3a puntata
La Prima Repubblia è nata non dal popolo, né per volontà del popolo: essa è nata grazie a degli ideali in cui i singoli individui hanno visto esaltati i propri legittimi interessi e per tali ideali a volte hanno anche rinnegato o meglio risolto ed annullato tali loro interessi. Il popolo è stato uno strumento inconsapevole, una massa orientata e guidata dall’esterno, senza un’anima interiore, senza una volontà propria, ma la struttura che ne è derivata aveva una sua consistenza, un suo significato e in ultima istanza una sua unità ed un suo valore.
La nuova Repubblica è nata per l’esaurimento fisiologico della prima. I partiti si erano tutti costituiti e si erano rafforzati perché avevano potuto ammantare ogni loro impegno, ogni loro programma, ogni più semplice decisione con il valore ideale del Bene comune da difendere e da salvare: la giustizia sociale, il valore dello spirito, il diritto alla proprietà erano come un sottofondo costante ed immutabile che dava consistenza e unitarietà alle azioni quotidiane e che infervorava gli animi rafforzando sempre più il convincimento interiore di essere nel giusto, indipendentemente da ciò che accadeva volta per volta, anzi a conferma della validità di esso.
Con il trascorrere degli anni è venuto trasformandosi l’assetto sociale: le classi hanno mutato la loro fisionomia e la lotta di classe ha perduto il suo significato proprio perché si è verificato un progressivo appiattimento degli interessi dei singoli. Questi sono venuti ad annullarsi in una massa amorfa in cui non si sentivano più tutelati e in cui non avevano alcun punto di riferimento. Restavano soli con i propri particolari interessi che non potevano non scontrarsi con quelli altrettanto particolari di tutti gli altri.
D’altra parte la società industrializzata ha favorito la corsa al consumismo e in tal modo ha annullato proprio quella lotta di classe che era maturata inizialmente nel suo seno. Livellando tutti gli individui, rendendo unico per tutti il fine immediato della conquista dei beni materiali, li ha per ciò stesso contrapposti ed isolati, in un’accentuazione parossistica dell’affermazione di sé di contro agli altri. L’individualismo esasperato ha fatto crollare tutti i miti, tutti gli ideali e l’uomo si è ritrovato solo, solo con sé stesso, oppresso dal senso del limite della propria individualità.
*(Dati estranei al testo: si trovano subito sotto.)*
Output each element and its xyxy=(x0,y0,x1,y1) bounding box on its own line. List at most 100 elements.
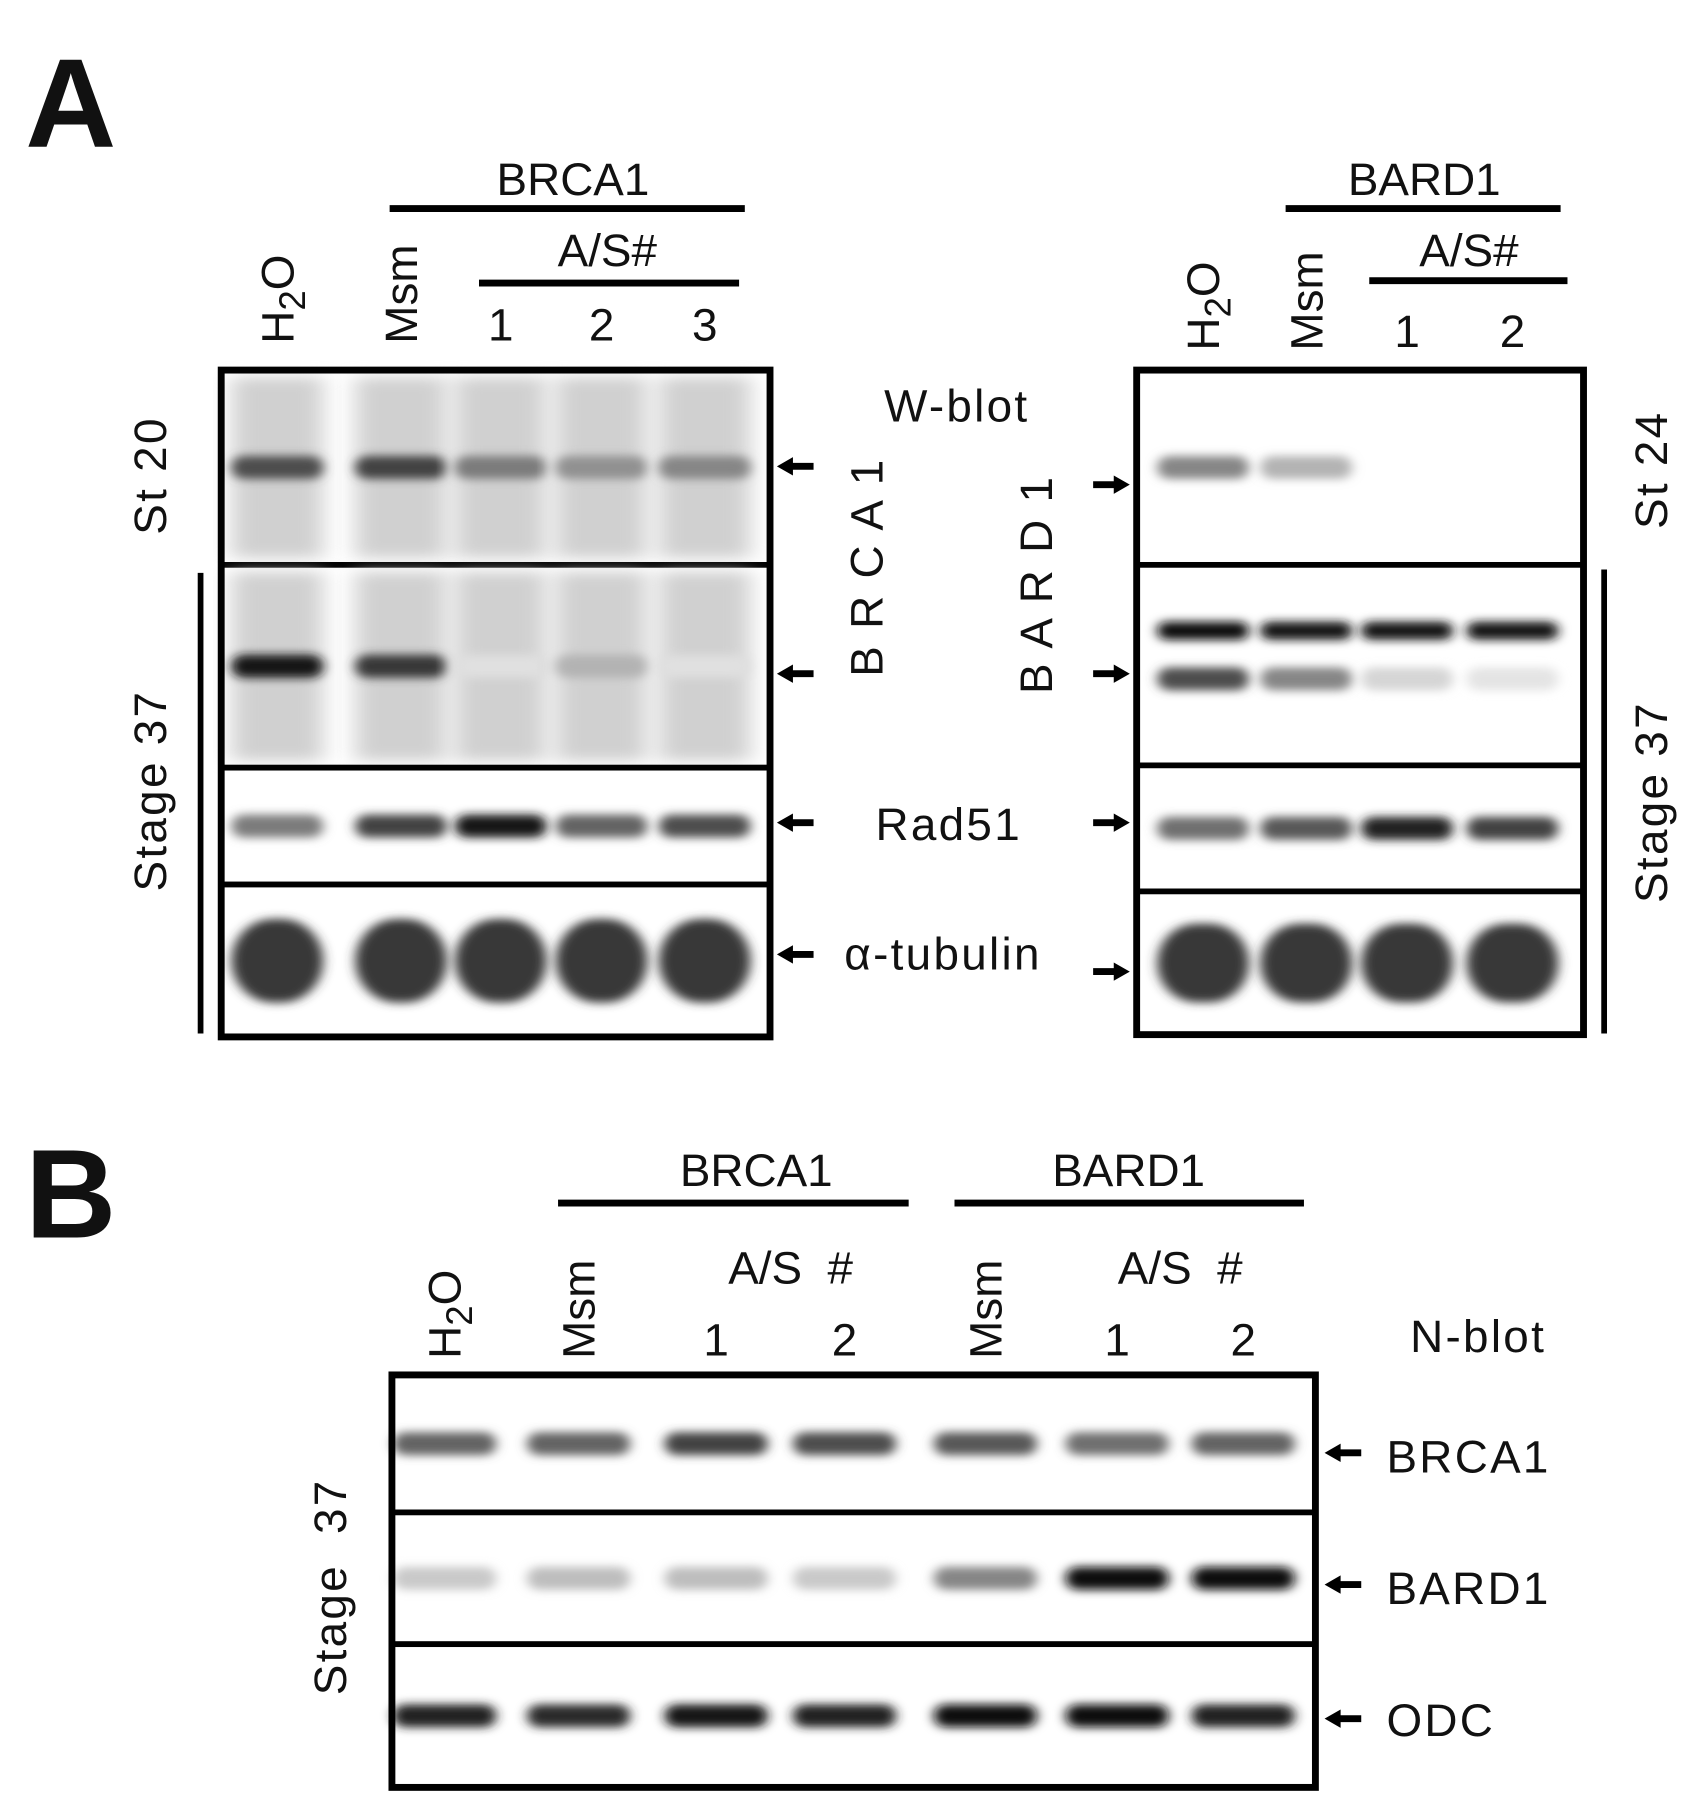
b-lane-labels: H2O Msm 1 2 Msm 1 2 xyxy=(420,1260,1256,1366)
lane-label: Msm xyxy=(960,1260,1011,1359)
panel-a-label: A xyxy=(25,33,116,174)
bard1-protein-label: B A R D 1 xyxy=(1011,475,1062,694)
lane-label: 1 xyxy=(488,299,514,350)
band xyxy=(555,918,648,1003)
band xyxy=(1361,667,1453,691)
band xyxy=(527,1704,631,1728)
band xyxy=(664,1566,768,1590)
arrow-right-icon xyxy=(1093,962,1130,981)
arrow-left-icon xyxy=(776,945,814,964)
band xyxy=(454,918,547,1003)
right-lane-labels: H2O Msm 1 2 xyxy=(1178,251,1525,357)
right-stage-top: St 24 xyxy=(1626,411,1677,529)
band xyxy=(658,814,751,838)
band xyxy=(231,654,324,678)
b-row-label-brca1: BRCA1 xyxy=(1386,1431,1550,1482)
lane-label: Msm xyxy=(554,1260,605,1359)
band xyxy=(1191,1432,1295,1456)
band xyxy=(555,814,648,838)
band xyxy=(792,1704,897,1728)
band xyxy=(658,918,751,1003)
lane-label: 1 xyxy=(1394,306,1420,357)
band xyxy=(1065,1704,1169,1728)
band xyxy=(527,1432,631,1456)
band xyxy=(1466,923,1559,1003)
blot-frame xyxy=(388,1371,1319,1791)
right-stage-bottom: Stage 37 xyxy=(1626,701,1677,903)
band xyxy=(933,1704,1037,1728)
left-lane-labels: H2O Msm 1 2 3 xyxy=(252,244,717,350)
arrow-left-icon xyxy=(776,813,814,832)
left-group-label: BRCA1 xyxy=(497,154,650,205)
left-stage-bottom: Stage 37 xyxy=(125,690,176,892)
arrow-right-icon xyxy=(1093,813,1130,832)
band xyxy=(933,1566,1037,1590)
nonspecific-band xyxy=(1260,621,1353,640)
left-blot xyxy=(217,366,774,1041)
band xyxy=(1191,1566,1295,1590)
blot-frame xyxy=(217,366,774,1041)
band xyxy=(792,1432,897,1456)
band xyxy=(792,1566,897,1590)
b-row-label-bard1: BARD1 xyxy=(1386,1563,1550,1614)
blot-frame xyxy=(1133,366,1587,1039)
arrow-right-icon xyxy=(1093,664,1130,683)
b-group-bard1: BARD1 xyxy=(1052,1145,1205,1196)
nonspecific-band xyxy=(1157,621,1249,640)
lane-label: 2 xyxy=(589,299,615,350)
arrow-left-icon xyxy=(1324,1575,1362,1594)
band xyxy=(1157,816,1249,840)
band xyxy=(1065,1432,1169,1456)
band xyxy=(355,456,447,479)
band xyxy=(664,1704,768,1728)
right-blot xyxy=(1133,366,1587,1039)
b-method-label: N-blot xyxy=(1410,1311,1546,1362)
band xyxy=(1260,456,1353,479)
nonspecific-band xyxy=(1361,621,1453,640)
lane-label: 2 xyxy=(1500,306,1526,357)
band xyxy=(1361,923,1453,1003)
band xyxy=(231,918,324,1003)
band xyxy=(527,1566,631,1590)
method-label: W-blot xyxy=(884,381,1029,432)
left-stage-top: St 20 xyxy=(125,416,176,534)
band xyxy=(1191,1704,1295,1728)
left-subgroup-label: A/S# xyxy=(558,225,658,276)
band xyxy=(1157,923,1249,1003)
band-arrows xyxy=(776,457,1130,981)
band xyxy=(1065,1566,1169,1590)
right-subgroup-label: A/S# xyxy=(1419,225,1519,276)
b-subgroup-brca1: A/S # xyxy=(728,1242,853,1293)
lane-label: 3 xyxy=(692,299,718,350)
tubulin-label: α-tubulin xyxy=(844,928,1041,979)
band xyxy=(1157,667,1249,691)
band xyxy=(1260,816,1353,840)
band xyxy=(664,1432,768,1456)
b-subgroup-bard1: A/S # xyxy=(1118,1242,1243,1293)
lane-label: 2 xyxy=(832,1314,858,1365)
nonspecific-band xyxy=(1466,621,1559,640)
band xyxy=(658,456,751,479)
band xyxy=(454,456,547,479)
lane-label: H2O xyxy=(1178,261,1238,350)
lane-label: H2O xyxy=(420,1270,480,1359)
brca1-protein-label: B R C A 1 xyxy=(841,457,892,676)
lane-label: 1 xyxy=(703,1314,729,1365)
band xyxy=(1157,456,1249,479)
band xyxy=(1466,667,1559,691)
arrow-right-icon xyxy=(1093,475,1130,494)
band xyxy=(393,1704,497,1728)
panel-b-label: B xyxy=(25,1123,116,1264)
lane-label: Msm xyxy=(1281,251,1332,350)
blot-row xyxy=(1133,561,1587,769)
arrow-left-icon xyxy=(776,457,814,476)
lane-label: H2O xyxy=(252,255,312,344)
band xyxy=(231,814,324,838)
b-group-brca1: BRCA1 xyxy=(680,1145,833,1196)
band xyxy=(1361,816,1453,840)
right-group-label: BARD1 xyxy=(1348,154,1501,205)
rad51-label: Rad51 xyxy=(876,799,1023,850)
lane-label: 2 xyxy=(1230,1314,1256,1365)
band xyxy=(555,456,648,479)
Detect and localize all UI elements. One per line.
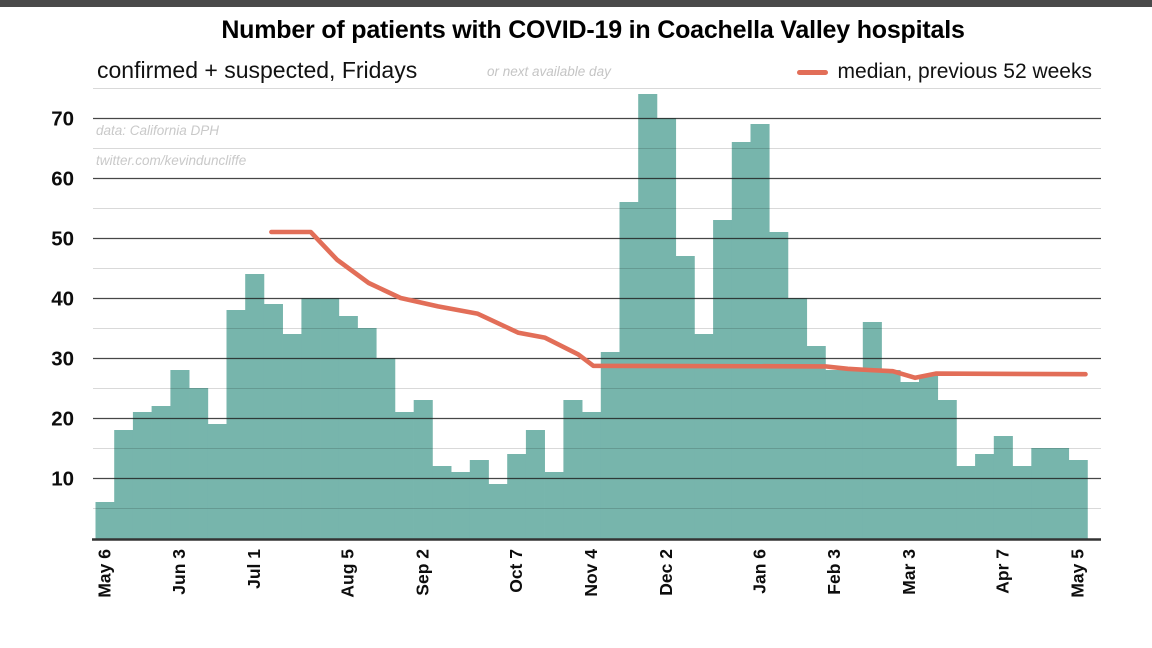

I partiti politici che, pur nelle loro differenze di programma e di colorazione, erano di fatto, come si è detto, l’espressione di una situazione storica ben determinata, non potevano non subire contemporaneamente la situazione di crisi che investiva la dimensione sociale. Essi infatti avevano una radice unica e comune nella struttura socio-economica che si era definita lungo tutto il secolo diciannovesimo e che era giunta al suo pieno compimento nel ventesimo. Questa aveva fatto emergere e diventare trainanti il significato e il valore della socialità, dando cioè la certezza della realizzabilità dei principi di uguaglianza e di fratellanza di cui la Rivoluzione Francese si era fatta portabandiera.
L’idea, fino ad allora concepibile soltanto per gli intellettuali, diveniva visibile, si potrebbe dire concreta, agli occhi delle masse, non soltanto perché si poteva guardare al Socialismo reale, ma soprattutto perché era vissuta momento per momento, era divenuta il pane quotidiano degli spiriti, era stata acquisita come verità che non aveva più bisogno di essere dimostrata. Inoltre aveva una portata operativa ed associativa, in quanto si poteva vedere realizzata soltanto a livello sociale, soltanto attraverso una trasformazione delle strutture economiche, soltanto attraverso la compartecipazione spontanea o imposta di tutti.
Era una portata che, ad esempio, non aveva avuto il messaggio cristiano il quale aveva soddisfatto il bisogno umano di avere un proprio spazio, esaltato all’infinito dal rapporto con la divinità, ma non aveva avuto lo stesso effetto socializzante. Ciascun uomo poteva rivendicare la dignità propria e di tutti gli altri senza necessariamente chiedere e pretendere il loro impegno e la loro partecipazione, in quanto il concetto di persona rendeva l’uomo partecipe di due dimensioni in cui quella divina poteva restare indipendente da quella terrena.